The change however was not without challenges or risk, especially as it was evident that some of the technology required for the shift was not fit for purpose.
It fell to ASX CIO Dan Chesterman and his team to quickly adapt.
“We did though have pretty basic tools as it related to communication, we were using Skype at the time and it wasn't widely used or adopted by the organisation. It was used in meetings, but not really as the default form of communication. And we recognised we needed to improve on that.

“We also needed to make sure when we had 100 percent or 95 percent of the staff, dialling in or coming in from outside, that we had the necessary capacity at those entry points.”
This was the biggest issue ASX needed test and challenge, according to Chesterman. The team ran simulations 20, then 30, then 50 percent over a weekend to make sure the necessary capacity was in place.
“One of the things that helped us was we created a new gateway in a cloud provider that allowed us to scale up that particular mobile path very rapidly."
ASX moved almost its entire team home over one weekend in March.
However getting people working from home was one issue, there was still a need to equip them with collaboration tools that met the new needs of the business.
“Over the next few weeks we did adopt Microsoft Teams and that really helped move us from seriously what had been 2000 era video conferencing to something that allowed for more collaboration."
Even two years later, that huge change in the work culture is still being finessed said Chesterman.
“Something that we're still working on as an organisation is improving our productivity. When we work both in and outside the office, which we can expect, there'll be an element of that over the next couple of years.”
Disruption 2.0
The disruptions of the last two years have highlighted the importance of empathetic and engaged leadership, said Anthony Wong, Rockwell Automation Regional Director, South Pacific.
"Leading with compassion and empathy in a time when employees are uncertain about the future is important in building organisational resilience and maximising staff retention."
Wong told Digital Nation Australia, "We’ve all had to lead, engage, and learn without the luxury of in-person meetings, which felt unfamiliar at first, but I’ve personally been very impressed with how quickly everyone adapted to new ways of working."

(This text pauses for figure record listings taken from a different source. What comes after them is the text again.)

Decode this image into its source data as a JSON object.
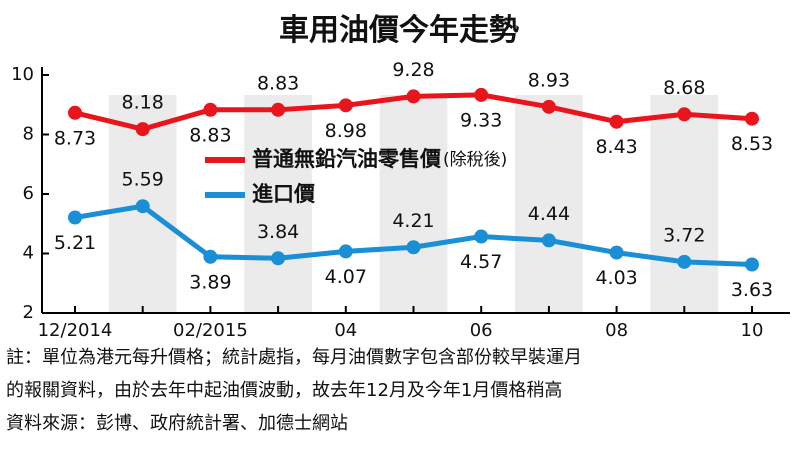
{
  "chart_data": {
    "type": "line",
    "title": "車用油價今年走勢",
    "categories": [
      "12/2014",
      null,
      "02/2015",
      null,
      "04",
      null,
      "06",
      null,
      "08",
      null,
      "10"
    ],
    "series": [
      {
        "name": "普通無鉛汽油零售價",
        "color": "#e8161c",
        "values": [
          8.73,
          8.18,
          8.83,
          8.83,
          8.98,
          9.28,
          9.33,
          8.93,
          8.43,
          8.68,
          8.53
        ]
      },
      {
        "name": "進口價",
        "color": "#1a8fd6",
        "values": [
          5.21,
          5.59,
          3.89,
          3.84,
          4.07,
          4.21,
          4.57,
          4.44,
          4.03,
          3.72,
          3.63
        ]
      }
    ],
    "legend_note": "(除稅後)",
    "ylim": [
      2,
      10
    ],
    "yticks": [
      2,
      4,
      6,
      8,
      10
    ],
    "note": [
      "註：單位為港元每升價格；統計處指，每月油價數字包含部份較早裝運月",
      "的報關資料，由於去年中起油價波動，故去年12月及今年1月價格稍高",
      "資料來源：彭博、政府統計署、加德士網站"
    ]
  }
}
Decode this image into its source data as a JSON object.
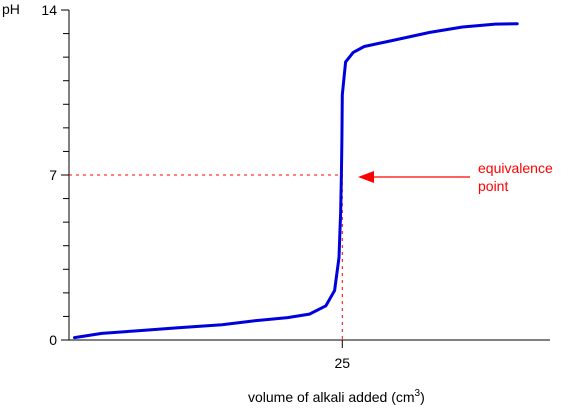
{
  "chart_data": {
    "type": "line",
    "xlabel": "volume of alkali added (cm",
    "xlabel_sup": "3",
    "xlabel_close": ")",
    "ylabel": "pH",
    "xlim": [
      0,
      44
    ],
    "ylim": [
      0,
      14
    ],
    "x_ticks": [
      25
    ],
    "x_tick_labels": [
      "25"
    ],
    "y_ticks": [
      0,
      7,
      14
    ],
    "y_tick_labels": [
      "0",
      "7",
      "14"
    ],
    "y_minor_ticks": [
      1,
      2,
      3,
      4,
      5,
      6,
      8,
      9,
      10,
      11,
      12,
      13
    ],
    "series": [
      {
        "color": "#0000dd",
        "points": [
          [
            0.5,
            0.1
          ],
          [
            3,
            0.28
          ],
          [
            6,
            0.38
          ],
          [
            10,
            0.52
          ],
          [
            14,
            0.65
          ],
          [
            17,
            0.82
          ],
          [
            20,
            0.95
          ],
          [
            22,
            1.1
          ],
          [
            23.5,
            1.45
          ],
          [
            24.3,
            2.1
          ],
          [
            24.7,
            3.5
          ],
          [
            24.85,
            5.5
          ],
          [
            24.92,
            7.0
          ],
          [
            24.96,
            8.5
          ],
          [
            25.0,
            10.4
          ],
          [
            25.3,
            11.8
          ],
          [
            26,
            12.2
          ],
          [
            27,
            12.45
          ],
          [
            30,
            12.75
          ],
          [
            33,
            13.05
          ],
          [
            36,
            13.28
          ],
          [
            39,
            13.4
          ],
          [
            41,
            13.42
          ]
        ]
      }
    ],
    "annotation": {
      "lines": [
        "equivalence",
        "point"
      ],
      "color": "#ff0000",
      "target_x": 25,
      "target_y": 7
    },
    "reference_lines": {
      "x": 25,
      "y": 7,
      "color": "#ff0000",
      "style": "dashed"
    }
  }
}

He said the swift adjustment to new working practices allowed the business to review its workspace design and office locations to focus more on collaboration spaces for exchange and innovating, with less commuting and more time for focused work.
"We also had to be careful not to replace everything with an online meeting, which can be time-consuming and draining if they start to occupy your whole week. So, we implemented Meeting Free Fridays (MFF) twice a month, to free up time for planning, thinking, or to take annual leave that has been accumulated due to many holiday destinations not being accessible."
"The best approach, to both customers and staff, is to be fully transparent and to communicate regularly so that there are no surprises or adverse impacts."
Organisations are already adjusting their business continuity planning for the next crisis. And according to Kent Cabrera, global head of HR optimisation at Aesop, an Australian luxury skincare brand owned by Brazilian company Natura & Co, it's essential to have the fundamentals in order.

"It needs to be a balance as people talk about work-life balance. It is a bit more invisible now because people are working so remotely. And most people will often say that working at home, they seem to be doing more work than they were when they were in the office because the boundaries are a little bit more vague and ambiguous."
“Resilience as you're preparing for the next crisis, [means] have you got your house in order? Have you got your fundamentals in order? “
That could be everything from security through to basic organisational structure and position structure.
“Are you clear on your goal-setting process, and your career, and talent process. Those fundamentals will allow organisations to be a bit more resilient when things occur.”